I'm trying to create a balanced ternary tree. To do that I want to insert keys in an order that ensures the tree is built so that each node partitions the range of characters below it evenly. So ideally the first node will be 'M' and on either side will be 'F' and 'T' and so on down, each key being the mid-point of each partition.

I have the code below which accomplishes this, I could obviously precompute the index for all possible characters and save that but, but I'm wondering if someone has a better arithmetic or bit-twiddling approach to calculating the ordering rather than the lookup array. It doesn't need to balance exactly on 'M', any fair, binary recursive split that sorts midpoints first would do.

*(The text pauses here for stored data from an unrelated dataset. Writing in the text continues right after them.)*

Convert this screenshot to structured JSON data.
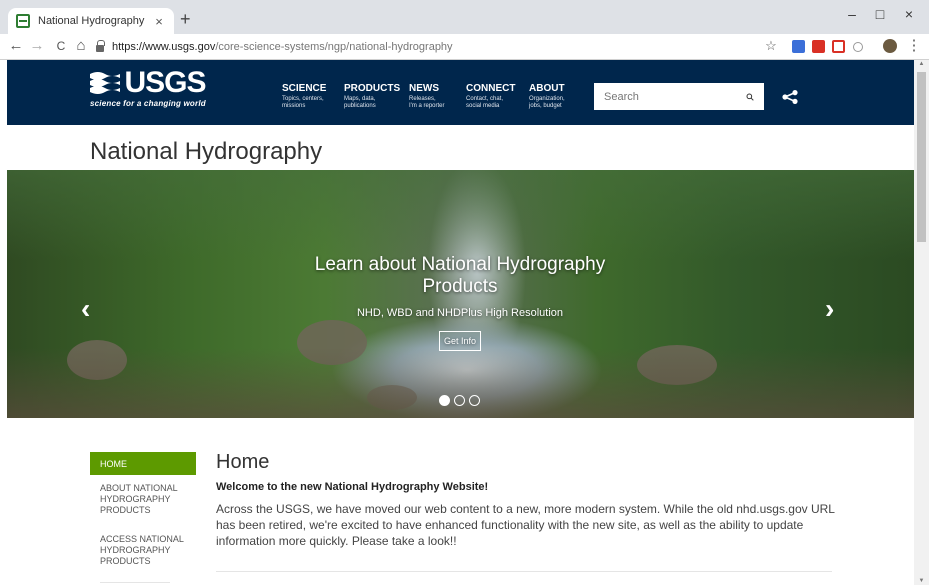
{
  "browser": {
    "tab_title": "National Hydrography",
    "tab_close": "×",
    "new_tab": "+",
    "url_host": "https://www.usgs.gov",
    "url_path": "/core-science-systems/ngp/national-hydrography",
    "back": "←",
    "forward": "→",
    "reload": "C",
    "home": "⌂",
    "star": "☆",
    "minimize": "–",
    "maximize": "□",
    "close": "×",
    "menu": "⋮"
  },
  "header": {
    "logo_text": "USGS",
    "logo_tagline": "science for a changing world",
    "nav": [
      {
        "title": "SCIENCE",
        "sub1": "Topics, centers,",
        "sub2": "missions"
      },
      {
        "title": "PRODUCTS",
        "sub1": "Maps, data,",
        "sub2": "publications"
      },
      {
        "title": "NEWS",
        "sub1": "Releases,",
        "sub2": "I'm a reporter"
      },
      {
        "title": "CONNECT",
        "sub1": "Contact, chat,",
        "sub2": "social media"
      },
      {
        "title": "ABOUT",
        "sub1": "Organization,",
        "sub2": "jobs, budget"
      }
    ],
    "search_placeholder": "Search"
  },
  "page": {
    "title": "National Hydrography"
  },
  "carousel": {
    "title_line1": "Learn about National Hydrography",
    "title_line2": "Products",
    "subtitle": "NHD, WBD and NHDPlus High Resolution",
    "button": "Get Info",
    "prev": "‹",
    "next": "›"
  },
  "sidebar": {
    "items": [
      {
        "label": "HOME"
      },
      {
        "label": "ABOUT NATIONAL HYDROGRAPHY PRODUCTS"
      },
      {
        "label": "ACCESS NATIONAL HYDROGRAPHY PRODUCTS"
      }
    ]
  },
  "main": {
    "heading": "Home",
    "subheading": "Welcome to the new National Hydrography Website!",
    "body": "Across the USGS, we have moved our web content to a new, more modern system. While the old nhd.usgs.gov URL has been retired, we're excited to have enhanced functionality with the new site, as well as the ability to update information more quickly. Please take a look!!"
  },
  "colors": {
    "header_bg": "#00264c",
    "sidebar_active": "#5d9a00"
  }
}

Edit: Yes, it would be better if I could partition the keys evenly rather than the alphabet but I add to this tree at run-time.

    /// <summary>
    /// A midpoint first comparison of two strings, 
    /// earliest sort = closest to middle, then middle of each side
    /// and so on down. Designed to create a balanced TernaryTree.
    /// </summary>
    private class MiddleOutComparer : IComparer<string>
    {
        public static readonly MiddleOutComparer Instance = new MiddleOutComparer();
        const string MidPointFirst = "MFTIPCWKRHUGEYBXNOJLQSDVAZ5271368490";
        private int Compare(string a, string b, int index)
        {
            if (index == a.Length && index == b.Length) return 0;
            if (index >= a.Length) return -1;
            if (index >= b.Length) return +1;
            int aValue = MidPointFirst.IndexOf(char.ToUpperInvariant(a[index]));
            int bValue = MidPointFirst.IndexOf(char.ToUpperInvariant(b[index]));
            if (aValue == bValue) return Compare(a, b, index + 1);
            return aValue.CompareTo(bValue);
        }
        public int Compare(string x, string y)
        {
            return Compare(x, y, 0);
        }
    }
Ian Mercer
  • 38,490
  • 8
  • 97
  • 133
  • 1
    MidPointFirst string does not have the character 'G', are you aware? – Selçuk Cihan Jan 12 '16 at 08:16
  • How does a `fair, binary recursive split` `ensure […] each node partitions the range […] evenly` in a ternary tree? That said, have a look at the least significant bit set in a range starting at 1 (e.g., least significant 5 bits of latin characters in Unicode/ASCII) (and reverse the relevant bit range, if that needed spelling out). – greybeard Jan 12 '16 at 09:20
  • @SelçukCihan thanks, added one. Any missing characters get -1 so it doesn't fail, but it would be better if it had 'G' and accented characters too. – Ian Mercer Jan 12 '16 at 16:03

0 Answers0